Mechanistic basis of host infection and intracellular development in microsporidia

Microsporidia are spore-forming eukaryotic obligate intracellular parasites that infect hosts ranging from protists to humans, including economically important honeybees, silkworms, fish, and livestock. Given their widespread prevalence and acute zoonotic potential coupled with their threat to public health and global food chains, the US NIH has classified microsporidia as emerging pathogens of high priority. These parasites pose a particular risk to the elderly, children, and patients of organ transplants, HIV, and diabetes. However, no specific drugs or vaccines have been designed against microsporidia. This problem stems from the lack of mechanistic knowledge about the mechanisms by which these parasites infect their host cells and their methods of undermining host cell defensive strategies.
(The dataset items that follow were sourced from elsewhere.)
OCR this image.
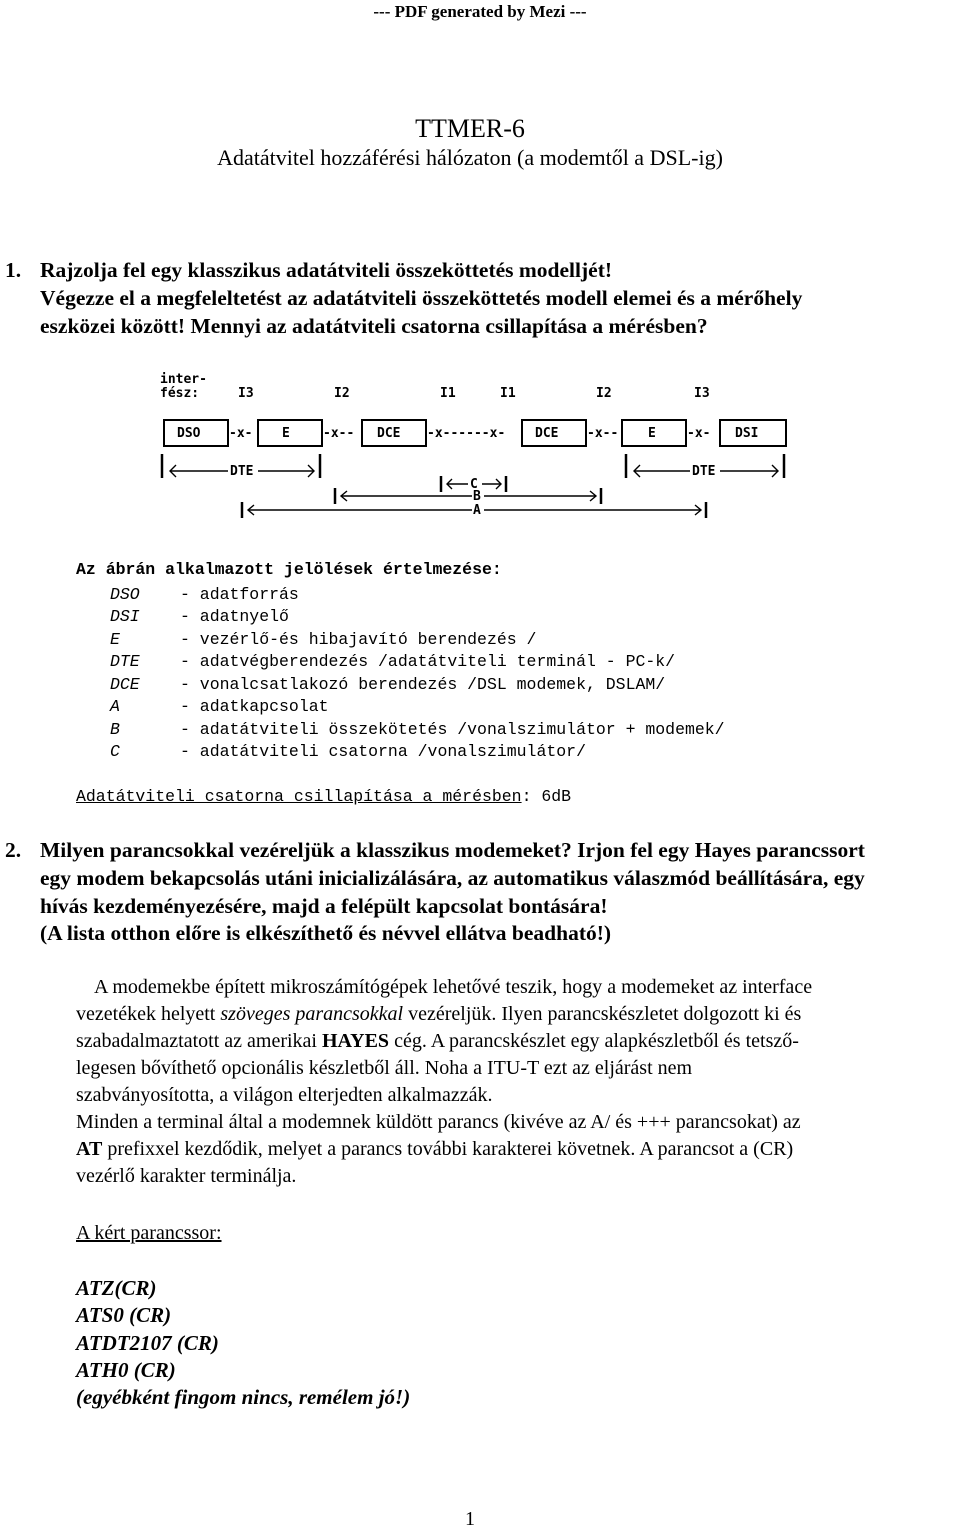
--- PDF generated by Mezi ---
TTMER-6
Adatátvitel hozzáférési hálózaton (a modemtől a DSL-ig)
1. Rajzolja fel egy klasszikus adatátviteli összeköttetés modelljét!
Végezze el a megfeleltetést az adatátviteli összeköttetés modell elemei és a mérőhely
eszközei között! Mennyi az adatátviteli csatorna csillapítása a mérésben?
inter-
fész:	I3	I2	I1	I1	I2	I3
DSO -x- E	-x-- DCE -x------x- DCE -x-- E -x- DSI
DTE	DTE
C
B
A
Az ábrán alkalmazott jelölések értelmezése:
DSO - adatforrás
DSI - adatnyelő
E	- vezérlő-és hibajavító berendezés /
DTE - adatvégberendezés /adatátviteli terminál - PC-k/
DCE - vonalcsatlakozó berendezés /DSL modemek, DSLAM/
A	- adatkapcsolat
B	- adatátviteli összekötetés /vonalszimulátor + modemek/
C	- adatátviteli csatorna /vonalszimulátor/
Adatátviteli csatorna csillapítása a mérésben: 6dB
2. Milyen parancsokkal vezéreljük a klasszikus modemeket? Irjon fel egy Hayes parancssort
egy modem bekapcsolás utáni inicializálására, az automatikus válaszmód beállítására, egy
hívás kezdeményezésére, majd a felépült kapcsolat bontására!
(A lista otthon előre is elkészíthető és névvel ellátva beadható!)
A modemekbe épített mikroszámítógépek lehetővé teszik, hogy a modemeket az interface
vezetékek helyett szöveges parancsokkal vezéreljük. Ilyen parancskészletet dolgozott ki és
szabadalmaztatott az amerikai HAYES cég. A parancskészlet egy alapkészletből és tetsző-
legesen bővíthető opcionális készletből áll. Noha a ITU-T ezt az eljárást nem
szabványosította, a világon elterjedten alkalmazzák.
Minden a terminal által a modemnek küldött parancs (kivéve az A/ és +++ parancsokat) az
AT prefixxel kezdődik, melyet a parancs további karakterei követnek. A parancsot a (CR)
vezérlő karakter terminálja.
A kért parancssor:
ATZ(CR)
ATS0 (CR)
ATDT2107 (CR)
ATH0 (CR)
(egyébként fingom nincs, remélem jó!)
1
Towards this, this project aimed to understand the unique host cell invasion organelle of microsporidia parasites and identify genes contributing to establishing infection. Collectively, insights from this project will help identify molecular mechanisms that drive infection and identification of drug targets.
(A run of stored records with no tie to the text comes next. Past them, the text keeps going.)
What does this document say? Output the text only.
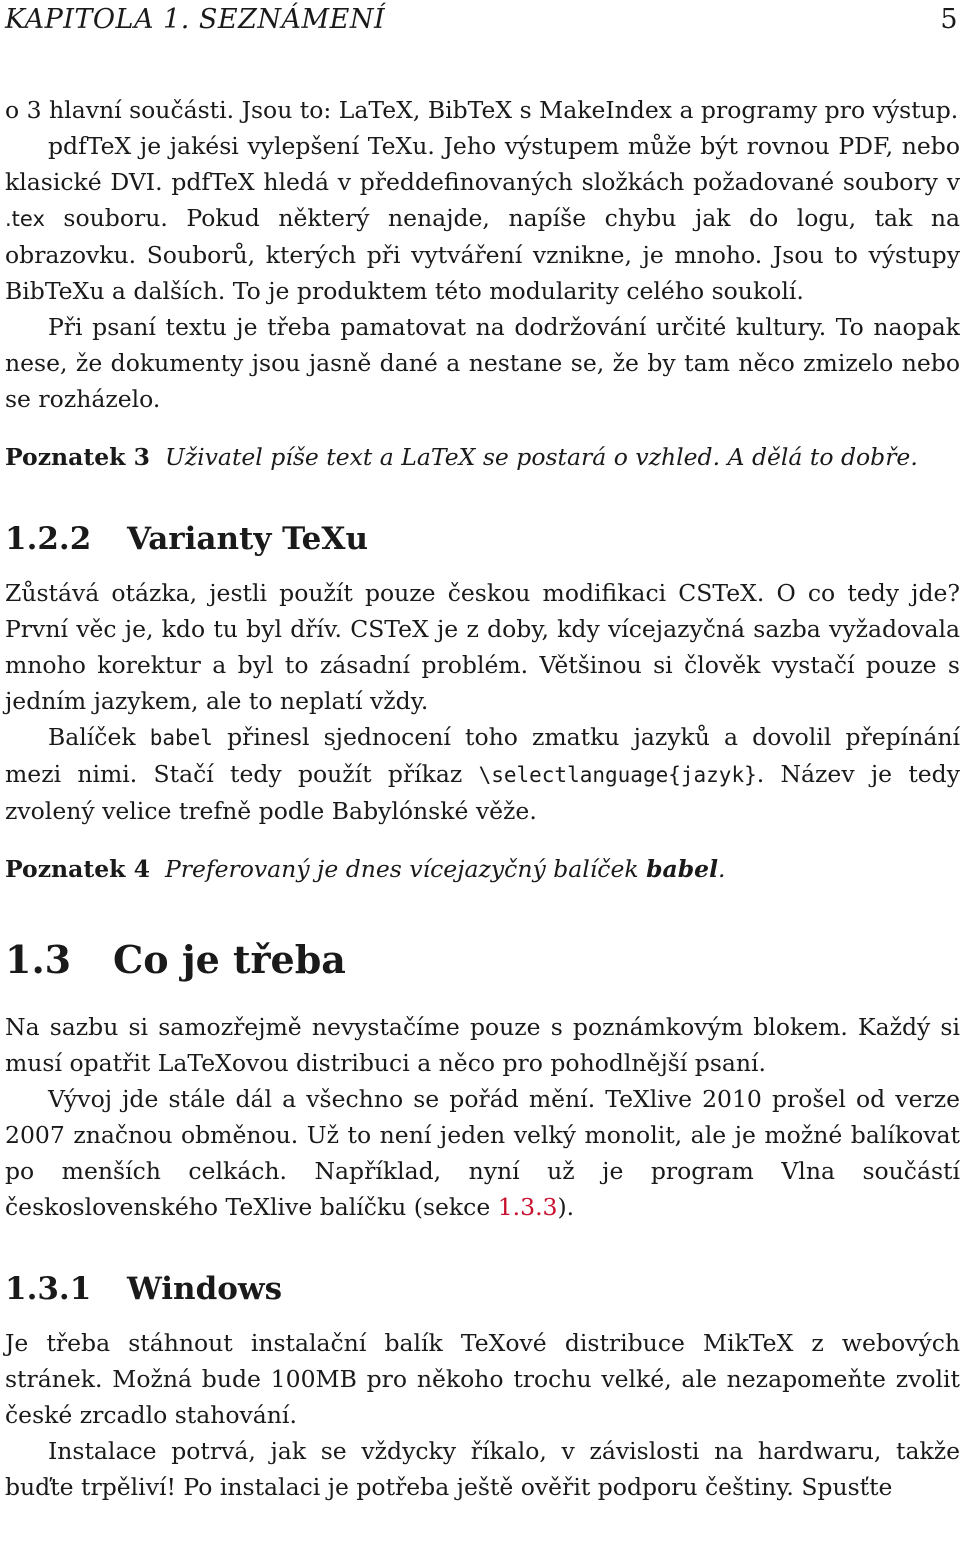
KAPITOLA 1. SEZNÁMENÍ	5

o 3 hlavní součásti. Jsou to: LaTeX, BibTeX s MakeIndex a programy pro výstup.

pdfTeX je jakési vylepšení TeXu. Jeho výstupem může být rovnou PDF, nebo klasické DVI. pdfTeX hledá v předdefinovaných složkách požadované soubory v .tex souboru. Pokud některý nenajde, napíše chybu jak do logu, tak na obrazovku. Souborů, kterých při vytváření vznikne, je mnoho. Jsou to výstupy BibTeXu a dalších. To je produktem této modularity celého soukolí.

Při psaní textu je třeba pamatovat na dodržování určité kultury. To naopak nese, že dokumenty jsou jasně dané a nestane se, že by tam něco zmizelo nebo se rozházelo.

Poznatek 3 Uživatel píše text a LaTeX se postará o vzhled. A dělá to dobře.

1.2.2 Varianty TeXu

Zůstává otázka, jestli použít pouze českou modifikaci CSTeX. O co tedy jde? První věc je, kdo tu byl dřív. CSTeX je z doby, kdy vícejazyčná sazba vyžadovala mnoho korektur a byl to zásadní problém. Většinou si člověk vystačí pouze s jedním jazykem, ale to neplatí vždy.

Balíček babel přinesl sjednocení toho zmatku jazyků a dovolil přepínání mezi nimi. Stačí tedy použít příkaz \selectlanguage{jazyk}. Název je tedy zvolený velice trefně podle Babylónské věže.

Poznatek 4 Preferovaný je dnes vícejazyčný balíček babel.

1.3 Co je třeba

Na sazbu si samozřejmě nevystačíme pouze s poznámkovým blokem. Každý si musí opatřit LaTeXovou distribuci a něco pro pohodlnější psaní.

Vývoj jde stále dál a všechno se pořád mění. TeXlive 2010 prošel od verze 2007 značnou obměnou. Už to není jeden velký monolit, ale je možné balíkovat po menších celkách. Například, nyní už je program Vlna součástí československého TeXlive balíčku (sekce 1.3.3).

1.3.1 Windows

Je třeba stáhnout instalační balík TeXové distribuce MikTeX z webových stránek. Možná bude 100MB pro někoho trochu velké, ale nezapomeňte zvolit české zrcadlo stahování.

Instalace potrvá, jak se vždycky říkalo, v závislosti na hardwaru, takže buďte trpěliví! Po instalaci je potřeba ještě ověřit podporu češtiny. Spusťte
Through this IF action, we contributed to the structural and molecular insights into microsporidia infection biology. Using the novel cryo-ET technology combined with proteomic and transcriptomic approaches, we visualized the ultrafast process of host cell invasion by microsporidia parasites and discovered proteins that assist infection. The application of cryo-ET to study polar tube germination is a major advancement in microsporidia infection biology as it provides the first instances of natively capturing the host cell invasion process. Further, the elastic remodeling of polar tubes establishes that both the polar tube and the cytoplasmic material undergo large-scale ultrastructure changes to invade the host cells. Additionally, we believe that these extensive remodeling events will also be of great interest to the protein biophysics community. Next, we also deliver the first reference transcriptome of the organism Vairimorpha necatrix along with identifying genes whose expression correlated with establishing infection. Results from this work have been discussed with experts at conferences and meetings through oral presentations and posters along with publications on preprint servers and peer-review at open-access compatible journals. All data generated in this action has been deposited to open-access servers like the EMDB, NCBI, and PRIDE.

We report the first cryo-electron tomography-based insights into the host cell invasion process. These results capture how the microsporidia infection apparatus manages to inject host cells with infectious material and initiate pathogenesis. We show novel structural and compositional insights into this process using microscopic and mass spectrometry. Further using transcriptomics, we also show the regulation of genes that may have a role in sustaining pathogenesis after the parasite has entered the host cell.